Clark began the spring semester with remote-only classes in late February and in-person operations resuming on March 10.
Still, every routine, every rhythm, of a typical academic year has been disrupted. Fithian had hoped to conduct a “listening tour” of students, staff, and faculty in the first months of his presidency and instead was unable even to walk across campus unmasked. Zoom meetings and virtual town halls have proved an unsatisfying compromise.
He also regrets the lack of opportunity to forge in-person connections with alumni. “Our alumni haven’t gotten a chance to know me, and vice versa,” he says. “From those I’ve spoken with, I’ve heard tremendous stories about the transformative experiences they had here and their sense of excitement for what’s to come.
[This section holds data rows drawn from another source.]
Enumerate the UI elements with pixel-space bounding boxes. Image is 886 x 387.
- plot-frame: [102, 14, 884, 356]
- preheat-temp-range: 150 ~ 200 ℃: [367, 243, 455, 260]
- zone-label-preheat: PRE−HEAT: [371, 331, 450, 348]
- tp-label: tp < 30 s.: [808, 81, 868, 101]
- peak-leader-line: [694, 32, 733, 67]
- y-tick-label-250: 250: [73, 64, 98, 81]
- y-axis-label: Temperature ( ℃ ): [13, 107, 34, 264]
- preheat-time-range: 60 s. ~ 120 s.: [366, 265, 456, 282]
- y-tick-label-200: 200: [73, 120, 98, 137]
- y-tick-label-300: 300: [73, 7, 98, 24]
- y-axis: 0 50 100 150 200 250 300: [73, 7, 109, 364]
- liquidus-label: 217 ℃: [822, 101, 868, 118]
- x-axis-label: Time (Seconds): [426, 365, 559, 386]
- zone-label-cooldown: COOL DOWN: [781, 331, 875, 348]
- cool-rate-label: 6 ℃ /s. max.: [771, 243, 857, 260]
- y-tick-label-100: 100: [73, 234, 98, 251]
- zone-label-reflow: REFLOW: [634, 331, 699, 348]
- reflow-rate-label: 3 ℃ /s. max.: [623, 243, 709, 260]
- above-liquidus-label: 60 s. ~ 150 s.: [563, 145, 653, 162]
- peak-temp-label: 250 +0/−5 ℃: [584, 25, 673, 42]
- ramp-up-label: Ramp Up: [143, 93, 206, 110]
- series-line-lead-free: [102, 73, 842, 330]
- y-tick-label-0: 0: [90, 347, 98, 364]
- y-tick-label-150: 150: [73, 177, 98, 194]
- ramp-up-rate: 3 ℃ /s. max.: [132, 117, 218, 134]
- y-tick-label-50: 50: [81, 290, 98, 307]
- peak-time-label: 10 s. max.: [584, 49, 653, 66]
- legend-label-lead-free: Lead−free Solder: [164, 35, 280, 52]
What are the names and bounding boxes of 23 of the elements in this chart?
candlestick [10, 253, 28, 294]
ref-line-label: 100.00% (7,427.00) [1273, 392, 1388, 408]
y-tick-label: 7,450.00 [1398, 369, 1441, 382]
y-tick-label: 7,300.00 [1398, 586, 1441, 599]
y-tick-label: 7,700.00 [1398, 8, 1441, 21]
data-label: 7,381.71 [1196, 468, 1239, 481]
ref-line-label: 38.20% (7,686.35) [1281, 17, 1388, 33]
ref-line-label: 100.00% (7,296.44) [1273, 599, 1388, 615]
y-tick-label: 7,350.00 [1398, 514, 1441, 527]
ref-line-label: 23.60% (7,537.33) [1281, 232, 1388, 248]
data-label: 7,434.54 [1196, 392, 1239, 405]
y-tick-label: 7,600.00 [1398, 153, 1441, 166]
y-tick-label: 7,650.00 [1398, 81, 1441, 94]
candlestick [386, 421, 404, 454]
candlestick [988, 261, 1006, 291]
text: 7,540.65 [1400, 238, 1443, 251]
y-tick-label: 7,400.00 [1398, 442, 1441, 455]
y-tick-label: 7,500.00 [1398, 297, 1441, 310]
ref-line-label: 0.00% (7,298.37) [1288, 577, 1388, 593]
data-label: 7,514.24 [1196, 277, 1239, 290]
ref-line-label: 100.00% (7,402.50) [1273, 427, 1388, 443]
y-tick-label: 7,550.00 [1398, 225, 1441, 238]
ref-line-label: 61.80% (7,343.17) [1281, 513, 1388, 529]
As a fellow alum, that’s gratifying to hear.”
Fithian is eager to move beyond campus to continue deepening Clark’s ties with the Main South community, an integral partnership that advances and empowers both the University and the neighborhood. “Our responsibility and commitment to Main South are paramount to who we are as an institution that wants to serve this city, and as a good neighbor to the people who live around us and among us,” he says.
Last September, with students newly returned to campus and the pandemic on the march, Fithian attended a production of “Little Women,” staged by Clark Musical Theatre on the lawn outside the Little Center. It was a sunny Saturday afternoon, and he and his fellow audience members sat, socially distanced, on blankets and lawn chairs to enjoy the students’ adaptation of Louisa May Alcott’s story about the March sisters grappling with issues of individual identity, personal integrity, and the desire to embrace new and exciting possibilities.
“What resonated with me that day, besides the fact that we have some very talented actors and actresses at Clark, was the power of our community,” he recalls. “At that moment it didn’t matter that the event had been forced to be held outdoors, or that we wore masks. We weren’t going to be denied the opportunity to celebrate this incredible performance by our students.”
In this year of the virus, when the challenges have gone from constant to cascading, the performance of “Little Women” under the September sun was an early glimmer that from yet another demanding beginning in the career of David Fithian, some wonderful things would emerge.